The plant planned to manufacture more than 200 new containers, with the US covering the cost of most of them.

Minatom and the Ministry of Defence began to design a container for long-term storage and transport of spent fuel more than a year ago. The inter-branch centre Nuklid, which placed the order with Izhora, served as contractor. So far R23 million ($800,000) has been spent developing the technology to manufacture the containers. Of this, R15 million was provided by Minatom and the rest by the US and Norway under a programme of military co-operation in the Arctic. The technology was designed by Izhora specialists and accepted by the IAEA. The Norwegians had agreed to store the containers along their borders.

In February, the plant concluded a contract with Minatom for 36 containers, each costing $140,000, to store fuel from multi-purpose vessels. Nina Yanovskaya, director of Nuklid, said that 180 more containers for fuel from missile-launching submarines would be paid for by the US government, and planned to sign the contract in June. Nuklid estimates that 350-400 containers will be needed to store fuel from 180 submarines decommissioned from the Northern and Pacific Fleets.

Rejecting the containers will complicate plans to unload spent nuclear fuel from 18 submarines this year. Of these, 12 are in the Northern Fleet and nine in the Far East, according to deputy nuclear minister Valeriy Lebedev. Russia plans to complete the dismantling of all decommissioned nuclear submarines and the removal of their fuel by 2007. At the present time, around 150 vessels are awaiting attention. Lebedev says the spent fuel will be transported to the Mayak chemical combine in Chelyabinsk, while whatever the plant is unable to process will be kept at temporary storage sites. Minatom plans to set up four depots; three at the Northern Fleet and one in the Far East.

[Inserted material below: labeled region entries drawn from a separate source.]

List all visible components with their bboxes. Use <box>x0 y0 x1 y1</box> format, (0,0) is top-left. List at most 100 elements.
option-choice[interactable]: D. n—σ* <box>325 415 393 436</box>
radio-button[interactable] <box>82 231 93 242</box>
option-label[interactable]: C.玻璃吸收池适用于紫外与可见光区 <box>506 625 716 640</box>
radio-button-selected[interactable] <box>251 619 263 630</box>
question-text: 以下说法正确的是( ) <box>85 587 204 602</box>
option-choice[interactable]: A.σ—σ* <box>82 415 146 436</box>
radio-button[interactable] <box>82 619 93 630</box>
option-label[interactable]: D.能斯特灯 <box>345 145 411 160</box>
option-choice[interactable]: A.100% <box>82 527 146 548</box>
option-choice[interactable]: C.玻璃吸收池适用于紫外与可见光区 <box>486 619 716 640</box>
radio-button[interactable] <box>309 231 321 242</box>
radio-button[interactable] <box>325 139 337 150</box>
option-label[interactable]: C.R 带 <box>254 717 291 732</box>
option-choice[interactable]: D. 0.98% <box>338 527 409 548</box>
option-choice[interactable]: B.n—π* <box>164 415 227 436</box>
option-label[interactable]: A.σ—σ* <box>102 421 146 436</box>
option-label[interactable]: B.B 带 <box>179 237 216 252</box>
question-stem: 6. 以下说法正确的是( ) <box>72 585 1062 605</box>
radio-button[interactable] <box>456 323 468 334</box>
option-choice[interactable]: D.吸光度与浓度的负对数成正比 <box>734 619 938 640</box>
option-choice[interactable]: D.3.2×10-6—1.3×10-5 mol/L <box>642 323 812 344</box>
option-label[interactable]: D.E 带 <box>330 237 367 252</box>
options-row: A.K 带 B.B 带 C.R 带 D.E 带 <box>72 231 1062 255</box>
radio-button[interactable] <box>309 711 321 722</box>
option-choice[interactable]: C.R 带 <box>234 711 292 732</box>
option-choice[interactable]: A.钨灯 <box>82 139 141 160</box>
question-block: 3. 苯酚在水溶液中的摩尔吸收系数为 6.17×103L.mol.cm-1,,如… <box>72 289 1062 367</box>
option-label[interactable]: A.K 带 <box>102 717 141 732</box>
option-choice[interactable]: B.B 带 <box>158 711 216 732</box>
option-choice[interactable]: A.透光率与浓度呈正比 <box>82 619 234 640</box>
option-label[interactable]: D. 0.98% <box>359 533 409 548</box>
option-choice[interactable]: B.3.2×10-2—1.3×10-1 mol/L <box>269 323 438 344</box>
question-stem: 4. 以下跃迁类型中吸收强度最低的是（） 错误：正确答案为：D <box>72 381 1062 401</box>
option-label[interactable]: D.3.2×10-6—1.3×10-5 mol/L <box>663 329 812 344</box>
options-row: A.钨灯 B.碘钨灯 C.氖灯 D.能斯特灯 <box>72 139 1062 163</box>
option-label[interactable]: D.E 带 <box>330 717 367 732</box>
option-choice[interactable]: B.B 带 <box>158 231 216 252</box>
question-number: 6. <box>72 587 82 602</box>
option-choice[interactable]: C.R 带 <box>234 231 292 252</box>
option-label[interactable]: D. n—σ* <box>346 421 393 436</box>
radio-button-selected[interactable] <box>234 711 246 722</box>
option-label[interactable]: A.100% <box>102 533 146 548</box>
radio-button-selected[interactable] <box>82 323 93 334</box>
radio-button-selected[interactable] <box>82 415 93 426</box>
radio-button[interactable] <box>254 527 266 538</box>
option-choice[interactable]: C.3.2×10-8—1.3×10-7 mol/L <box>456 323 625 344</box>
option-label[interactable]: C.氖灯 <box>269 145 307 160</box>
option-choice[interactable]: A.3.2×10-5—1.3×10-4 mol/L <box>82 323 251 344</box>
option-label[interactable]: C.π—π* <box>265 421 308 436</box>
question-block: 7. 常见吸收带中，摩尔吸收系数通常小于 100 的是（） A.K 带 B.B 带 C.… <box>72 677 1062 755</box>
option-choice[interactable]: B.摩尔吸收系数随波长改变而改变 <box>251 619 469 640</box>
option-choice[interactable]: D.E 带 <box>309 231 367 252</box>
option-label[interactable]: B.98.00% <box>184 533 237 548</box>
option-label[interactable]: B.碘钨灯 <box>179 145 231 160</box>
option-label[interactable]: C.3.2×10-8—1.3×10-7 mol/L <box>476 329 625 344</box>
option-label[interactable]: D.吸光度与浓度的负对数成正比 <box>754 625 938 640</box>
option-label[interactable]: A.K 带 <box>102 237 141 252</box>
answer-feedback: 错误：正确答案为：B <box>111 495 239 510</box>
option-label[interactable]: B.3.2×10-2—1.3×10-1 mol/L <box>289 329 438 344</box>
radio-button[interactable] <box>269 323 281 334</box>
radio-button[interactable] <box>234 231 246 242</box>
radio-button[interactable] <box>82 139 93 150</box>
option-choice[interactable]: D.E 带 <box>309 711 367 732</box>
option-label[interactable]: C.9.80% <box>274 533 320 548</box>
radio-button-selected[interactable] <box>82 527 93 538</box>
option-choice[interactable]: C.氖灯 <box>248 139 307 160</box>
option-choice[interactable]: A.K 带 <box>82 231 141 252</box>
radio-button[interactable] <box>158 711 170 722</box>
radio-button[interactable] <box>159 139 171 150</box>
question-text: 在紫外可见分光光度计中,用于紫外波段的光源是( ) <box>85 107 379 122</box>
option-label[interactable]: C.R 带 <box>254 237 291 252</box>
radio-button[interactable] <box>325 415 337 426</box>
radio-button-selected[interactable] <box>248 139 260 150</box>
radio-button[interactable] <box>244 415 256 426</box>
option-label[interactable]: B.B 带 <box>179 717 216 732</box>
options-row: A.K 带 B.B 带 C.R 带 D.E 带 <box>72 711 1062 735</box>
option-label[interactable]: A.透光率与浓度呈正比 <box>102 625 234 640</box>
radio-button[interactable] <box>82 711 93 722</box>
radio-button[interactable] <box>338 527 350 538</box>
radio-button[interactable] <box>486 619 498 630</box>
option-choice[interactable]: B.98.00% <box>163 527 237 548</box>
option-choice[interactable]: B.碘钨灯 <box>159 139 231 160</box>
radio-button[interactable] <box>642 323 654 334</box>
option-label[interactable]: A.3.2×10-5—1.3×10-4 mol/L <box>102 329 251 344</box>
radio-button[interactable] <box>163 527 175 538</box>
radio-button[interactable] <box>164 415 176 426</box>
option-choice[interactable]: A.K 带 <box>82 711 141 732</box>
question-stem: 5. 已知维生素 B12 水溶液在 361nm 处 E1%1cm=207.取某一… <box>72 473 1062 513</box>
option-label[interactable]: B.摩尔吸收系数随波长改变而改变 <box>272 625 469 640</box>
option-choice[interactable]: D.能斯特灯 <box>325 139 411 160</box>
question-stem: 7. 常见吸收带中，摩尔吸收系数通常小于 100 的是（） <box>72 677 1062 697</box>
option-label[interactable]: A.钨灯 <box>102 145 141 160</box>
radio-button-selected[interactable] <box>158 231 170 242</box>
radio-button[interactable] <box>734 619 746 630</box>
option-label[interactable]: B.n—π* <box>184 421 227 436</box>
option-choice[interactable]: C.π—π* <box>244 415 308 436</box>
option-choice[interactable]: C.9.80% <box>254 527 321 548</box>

•The French company SGN and the Japanese companies JGC and Mitsui are to work out a plan, together with the Zvezda naval yard in the Russian Far East, to secure laid-up nuclear powered submarines. The work starting in May includes a feasibility study for a nuclear fuel retrieval facility, dismantling studies for a Victor-class submarine and rehabilitation and conversion studies for a vessel to transport radioactive waste containers and spent nuclear fuel casks.